After breakfast our route took us further west to Ballachulish and along the edge of the clear waters of Loch Linnhe and up to Fort William. Here we grabbed coffee and cake, which is where I met my new best friend for the day: Joan. Joan was a wonderful, cheery white haired lady who was in front of me in the queue at the cafe. It was a slow queue and we got chatting. Among other things, I learned from Joan that a man must have been running the cafe as it was so disorganised. I learned that her husband Peter used to race bicycles with bamboo wheels in Highland games (something I must look up on Google).  And I learned that she and her husband had ridden a tandem around on a holiday together many years before. Joan learned from me about our trip. And then she simply gave me £5 towards the Motor Neurone Disease Association. That an elderly lady trusts a scruffy, sweaty man in the queue behind her - who she has never met before – enough to hand over £5 for charity restores my faith in human nature. So Joan and Peter from Glenrothes, many, many thanks for this contribution. Another thing I learned from Joan was that her favourite song - which she not heard for many years - is ‘Forty Shades of Green’. So Joan, if you are reading this, follow this link and hopefully you will be able to hear your song once again:

http://www.amazon.co.uk/s/ref=nb_sb_noss_1?url=search-alias%3Ddigital-music&field-keywords=forty+shades+of+green&x=10&y=14

 

My faith in humanity restored, we headed off from Fort William and up towards the Great Glen, that great geological scar that runs diagonally upwards across the top of Scotland. Three great Lochs run into each other along its length: Loch Lochy, Loch Oich and Loch Ness. These are joined by together by the Caledonian Canal forming a continuous water route from the west coast of Scotland to east. We would ride the whole length of these over the next two days. Tonight we would get as far as Fort Augustus at the beginning of Loch Ness.

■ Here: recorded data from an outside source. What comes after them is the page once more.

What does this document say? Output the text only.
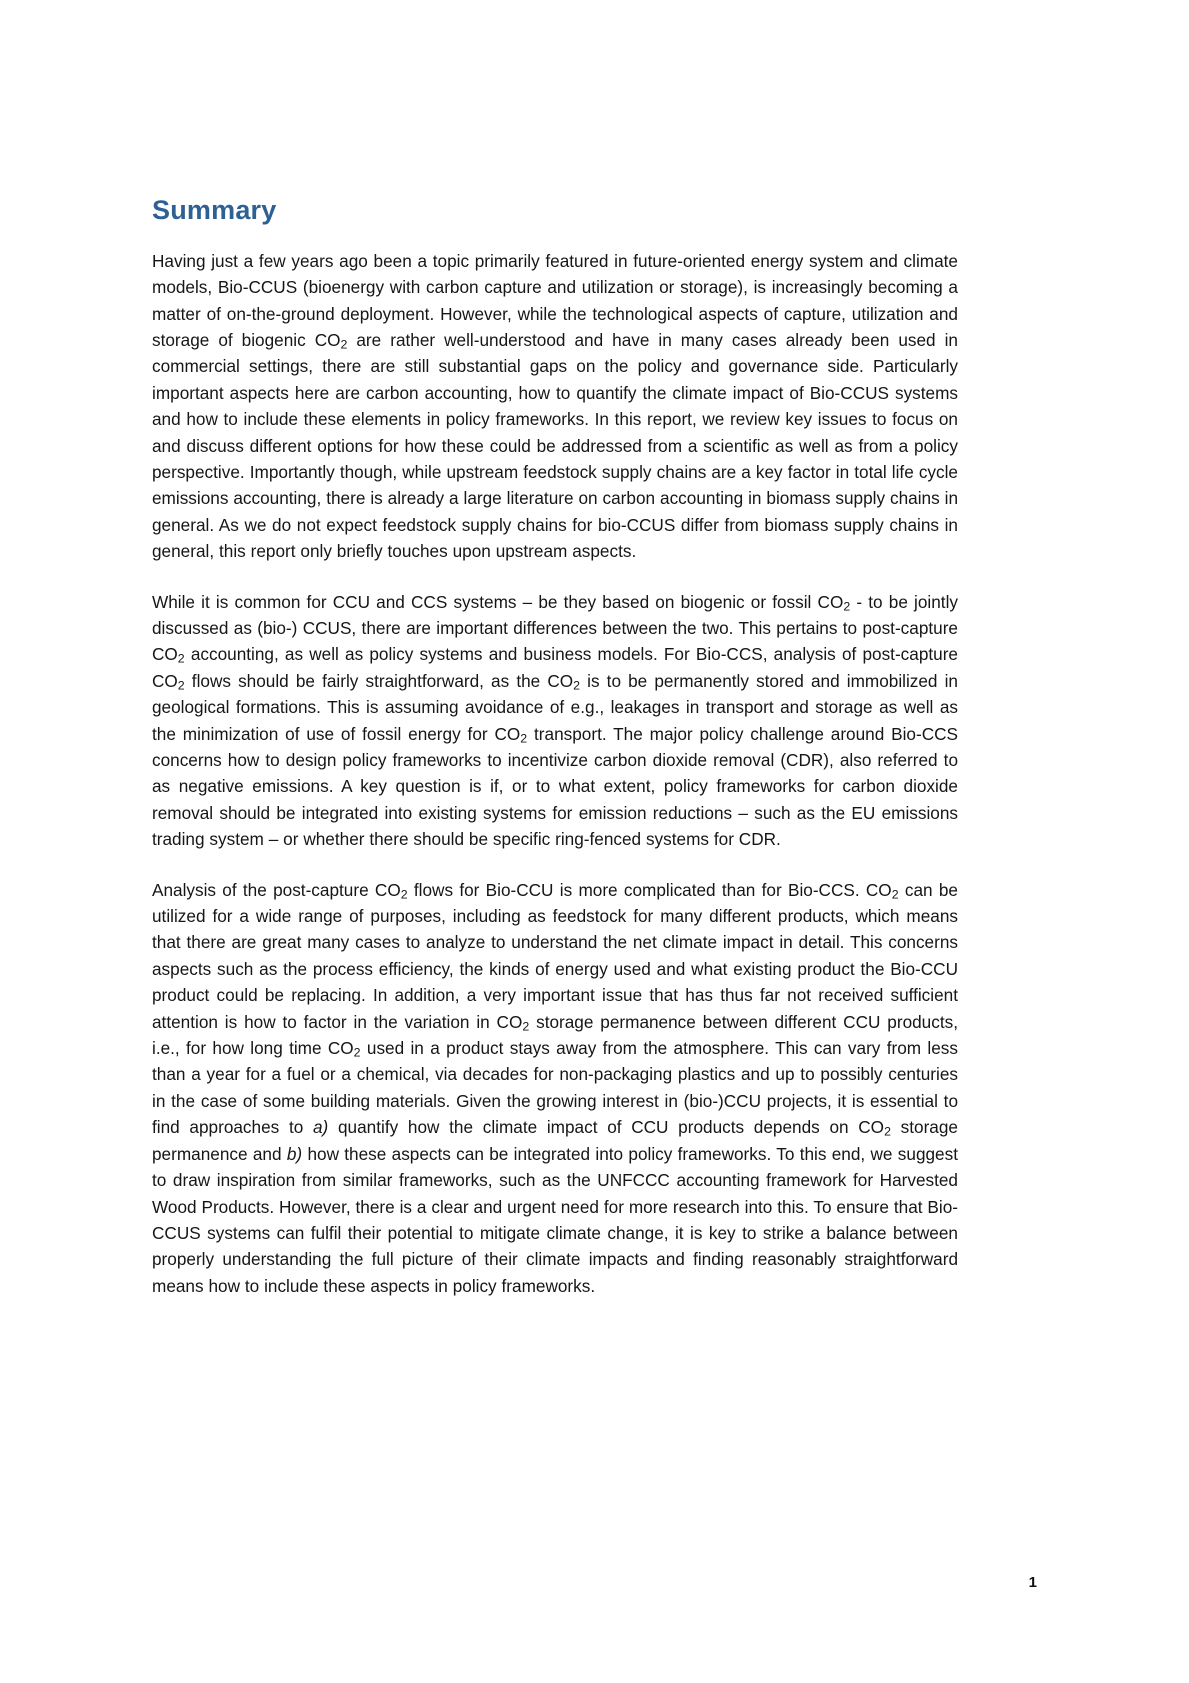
Summary

Having just a few years ago been a topic primarily featured in future-oriented energy system and climate models, Bio-CCUS (bioenergy with carbon capture and utilization or storage), is increasingly becoming a matter of on-the-ground deployment. However, while the technological aspects of capture, utilization and storage of biogenic $CO_2$ are rather well-understood and have in many cases already been used in commercial settings, there are still substantial gaps on the policy and governance side. Particularly important aspects here are carbon accounting, how to quantify the climate impact of Bio-CCUS systems and how to include these elements in policy frameworks. In this report, we review key issues to focus on and discuss different options for how these could be addressed from a scientific as well as from a policy perspective. Importantly though, while upstream feedstock supply chains are a key factor in total life cycle emissions accounting, there is already a large literature on carbon accounting in biomass supply chains in general. As we do not expect feedstock supply chains for bio-CCUS differ from biomass supply chains in general, this report only briefly touches upon upstream aspects.

While it is common for CCU and CCS systems – be they based on biogenic or fossil $CO_2$ - to be jointly discussed as (bio-) CCUS, there are important differences between the two. This pertains to post-capture $CO_2$ accounting, as well as policy systems and business models. For Bio-CCS, analysis of post-capture $CO_2$ flows should be fairly straightforward, as the $CO_2$ is to be permanently stored and immobilized in geological formations. This is assuming avoidance of e.g., leakages in transport and storage as well as the minimization of use of fossil energy for $CO_2$ transport. The major policy challenge around Bio-CCS concerns how to design policy frameworks to incentivize carbon dioxide removal (CDR), also referred to as negative emissions. A key question is if, or to what extent, policy frameworks for carbon dioxide removal should be integrated into existing systems for emission reductions – such as the EU emissions trading system – or whether there should be specific ring-fenced systems for CDR.

Analysis of the post-capture $CO_2$ flows for Bio-CCU is more complicated than for Bio-CCS. $CO_2$ can be utilized for a wide range of purposes, including as feedstock for many different products, which means that there are great many cases to analyze to understand the net climate impact in detail. This concerns aspects such as the process efficiency, the kinds of energy used and what existing product the Bio-CCU product could be replacing. In addition, a very important issue that has thus far not received sufficient attention is how to factor in the variation in $CO_2$ storage permanence between different CCU products, i.e., for how long time $CO_2$ used in a product stays away from the atmosphere. This can vary from less than a year for a fuel or a chemical, via decades for non-packaging plastics and up to possibly centuries in the case of some building materials. Given the growing interest in (bio-)CCU projects, it is essential to find approaches to a) quantify how the climate impact of CCU products depends on $CO_2$ storage permanence and b) how these aspects can be integrated into policy frameworks. To this end, we suggest to draw inspiration from similar frameworks, such as the UNFCCC accounting framework for Harvested Wood Products. However, there is a clear and urgent need for more research into this. To ensure that Bio-CCUS systems can fulfil their potential to mitigate climate change, it is key to strike a balance between properly understanding the full picture of their climate impacts and finding reasonably straightforward means how to include these aspects in policy frameworks.

1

We dropped down to the shore of Loch Lochy through a mile or two of rhododendron and tree lined road and then it was an easy ride along the shore line for the last 40 miles.  A few miles before Fort Augustus we watched the Caledonian Canal in action; at a small bridge over the canal the whole road swung across to one side to allow a sailing boat to pass through. 

The Great Glen - Loch Lochy

We arrived at our Hostel in Fort Augustus relatively early and it was nice to have time to relax and not rush straight into showers and dinner. Good food in a pub at the very edge of Loch Ness and then back to the Hostel for a good night’s rest in readiness for tomorrow’s trip.